Haltet die Bösen immer voneinander getrennt. Die Sicherheit …

Haltet die Bösen immer voneinander getrennt. Die Sicherheit der Welt hängt davon ab.

Autor: Theodor Fontane

Herkunft

Die genaue Herkunft dieser markanten Sentenz ist nicht zweifelsfrei belegt. Sie wird häufig im Umfeld strategischer oder sicherheitspolitischer Überlegungen verwendet und erinnert in ihrer Direktheit an militärische oder geheimdienstliche Grundsätze. Ein möglicher, wenn auch nicht verifizierbarer Ursprungskontext könnte in der klassischen Geopolitik oder sogar in der Gefangenenverwaltung liegen, wo die Isolierung gegnerischer Führungspersönlichkeiten eine klassische Taktik ist. Da keine sichere Erstnennung oder ein eindeutiger Autor feststellbar ist, verzichten wir an dieser Stelle auf Spekulationen. Die Redewendung hat sich jedoch als prägnante Formulierung eines grundlegenden Machtprinzips im kollektiven Sprachschatz etabliert.

Bedeutungsanalyse

Wörtlich genommen fordert der Spruch, Personen, die als "böse" eingestuft werden, räumlich und kommunikativ zu trennen. Im übertragenen Sinne handelt es sich um ein strategisches Prinzip der Machtbalance. Die Kernaussage lautet: Die größte Gefahr für die Stabilität eines Systems entsteht, wenn gegnerische Kräfte oder gefährliche Individuen eine Allianz bilden können. Durch ihre Trennung bleibt ihre Macht begrenzt und kontrollierbar. Ein typisches Missverständnis wäre, die Redewendung als moralische Verurteilung zu lesen. Es geht jedoch weniger um Moral als um reine Machtlogik. Die "Bösen" sind hier nicht unbedingt absolut böse, sondern schlicht die aktuellen Gegner oder destabilisierenden Faktoren.
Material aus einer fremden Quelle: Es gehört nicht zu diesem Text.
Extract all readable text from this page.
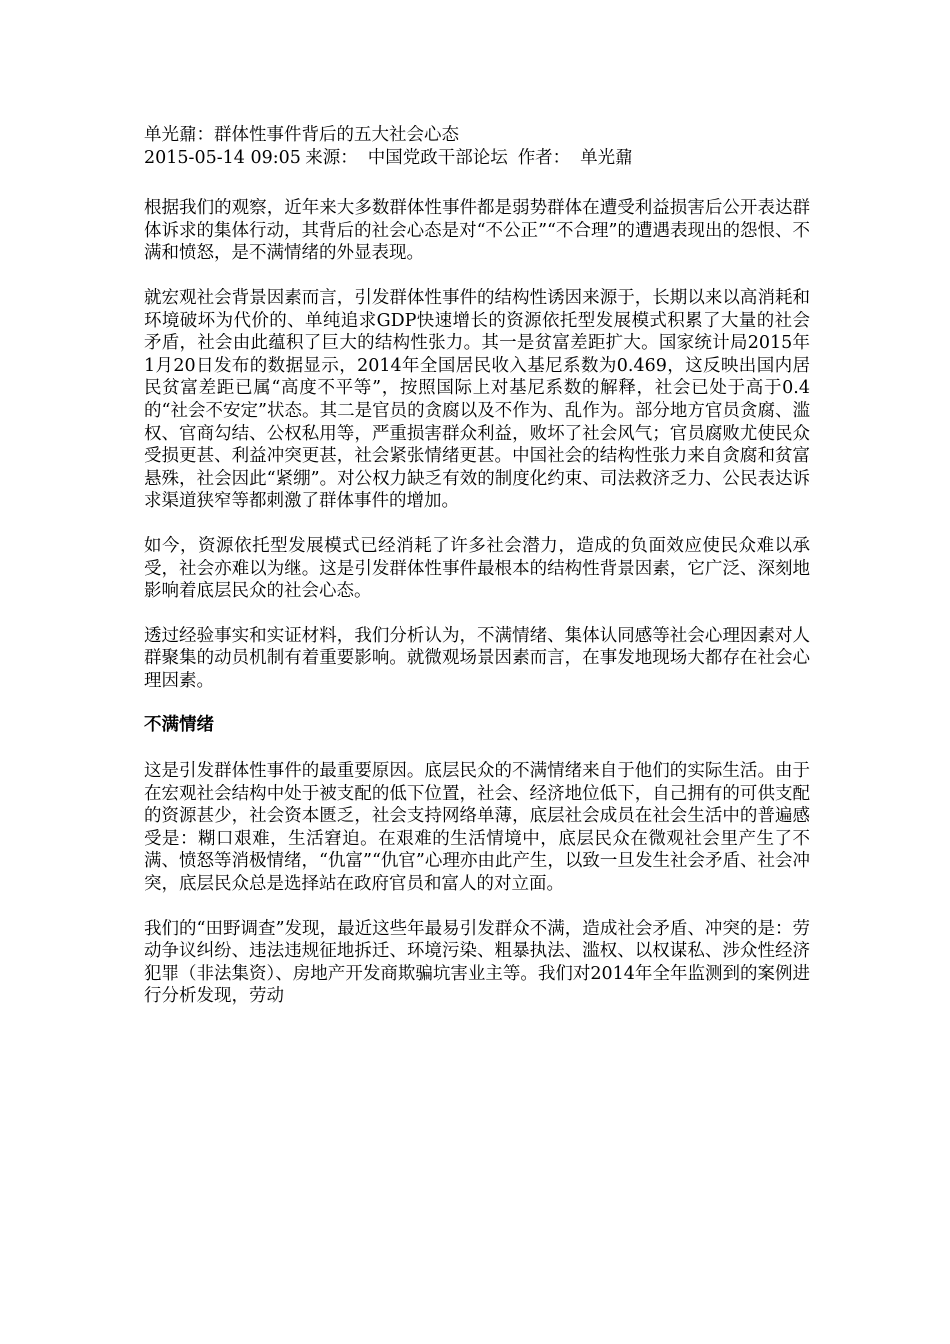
单光鼐：群体性事件背后的五大社会心态

2015-05-14 09:05 来源： 中国党政干部论坛 作者： 单光鼐

根据我们的观察，近年来大多数群体性事件都是弱势群体在遭受利益损害后公开表达群体诉求的集体行动，其背后的社会心态是对“不公正”“不合理”的遭遇表现出的怨恨、不满和愤怒，是不满情绪的外显表现。

就宏观社会背景因素而言，引发群体性事件的结构性诱因来源于，长期以来以高消耗和环境破坏为代价的、单纯追求GDP快速增长的资源依托型发展模式积累了大量的社会矛盾，社会由此蕴积了巨大的结构性张力。其一是贫富差距扩大。国家统计局2015年1月20日发布的数据显示，2014年全国居民收入基尼系数为0.469，这反映出国内居民贫富差距已属“高度不平等”，按照国际上对基尼系数的解释，社会已处于高于0.4的“社会不安定”状态。其二是官员的贪腐以及不作为、乱作为。部分地方官员贪腐、滥权、官商勾结、公权私用等，严重损害群众利益，败坏了社会风气；官员腐败尤使民众受损更甚、利益冲突更甚，社会紧张情绪更甚。中国社会的结构性张力来自贪腐和贫富悬殊，社会因此“紧绷”。对公权力缺乏有效的制度化约束、司法救济乏力、公民表达诉求渠道狭窄等都刺激了群体事件的增加。

如今，资源依托型发展模式已经消耗了许多社会潜力，造成的负面效应使民众难以承受，社会亦难以为继。这是引发群体性事件最根本的结构性背景因素，它广泛、深刻地影响着底层民众的社会心态。

透过经验事实和实证材料，我们分析认为，不满情绪、集体认同感等社会心理因素对人群聚集的动员机制有着重要影响。就微观场景因素而言，在事发地现场大都存在社会心理因素。

不满情绪

这是引发群体性事件的最重要原因。底层民众的不满情绪来自于他们的实际生活。由于在宏观社会结构中处于被支配的低下位置，社会、经济地位低下，自己拥有的可供支配的资源甚少，社会资本匮乏，社会支持网络单薄，底层社会成员在社会生活中的普遍感受是：糊口艰难，生活窘迫。在艰难的生活情境中，底层民众在微观社会里产生了不满、愤怒等消极情绪，“仇富”“仇官”心理亦由此产生，以致一旦发生社会矛盾、社会冲突，底层民众总是选择站在政府官员和富人的对立面。

我们的“田野调查”发现，最近这些年最易引发群众不满，造成社会矛盾、冲突的是：劳动争议纠纷、违法违规征地拆迁、环境污染、粗暴执法、滥权、以权谋私、涉众性经济犯罪（非法集资）、房地产开发商欺骗坑害业主等。我们对2014年全年监测到的案例进行分析发现，劳动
Die "Sicherheit der Welt" ist hyperbolisch zu verstehen und meint meist die Sicherheit der eigenen Ordnung oder des status quo.

Relevanz heute

Die Redewendung ist heute überraschend relevant, auch wenn sie selten wörtlich zitiert wird. Das zugrundeliegende Prinzip findet sich in zahlreichen modernen Kontexten wieder. In der Unternehmenswelt kann es bedeuten, konkurrierende interne Fraktionen getrennt zu halten, um die Führung nicht zu gefährden. In der internationalen Politik spiegelt es die Logik der "Divide et impera" (Teile und herrsche) wider, die nach wie vor angewendet wird. Selbst in der Popkultur, etwa in Filmen über Superbösewichte, die im Gefängnis isoliert werden müssen, ist das Prinzip lebendig. Die Redewendung fasst eine zeitlose strategische Einsicht zusammen: Konzentrierte Gegnerschaft ist gefährlicher als fragmentierte.

Praktische Verwendbarkeit

Dieser Satz eignet sich nicht für lockere Alltagsgespräche oder tröstende Worte. Seine Stärke liegt in analytischen, strategischen oder sogar zynisch-kommentierenden Zusammenhängen. Er wirkt in einem Vortrag über Führungsprinzipien, in einem politischen Kommentar oder in einer scharfen Analyse von Machtspielen. In einer Trauerrede wäre er völlig fehl am Platz, in einer Business-Strategiesitzung kann er dagegen pointiert eine Risikoanalyse zusammenfassen. Verwenden Sie die Formulierung, wenn Sie eine Situation nüchtern und ohne Illusionen beschreiben möchten.

Anwendungsbeispiele:

  • In einem Management-Meeting: "Die Konflikte zwischen den Abteilungsleitern sind anstrengend, aber solange sie nicht an einem Strang ziehen, sind sie kontrollierbar. Man könnte sagen: Haltet die Bösen immer voneinander getrennt. Die Sicherheit des Projekts hängt davon ab."
  • In einem politischen Essay: "Die Geschichte der Diplomatie lehrt ein einfaches Prinzip: Haltet die Bösen immer voneinander getrennt. Die Sicherheit der Welt hängt davon ab. Diese kalte Logik erklärt viele Bündniswechsel der Geschichte."
  • Als pointierte Zusammenfassung: "Die Strategie des Regimes war nicht, alle Oppositionellen zu besiegen, sondern sie zu zersplittern. Nach dem alten Grundsatz: Haltet die Bösen immer voneinander getrennt."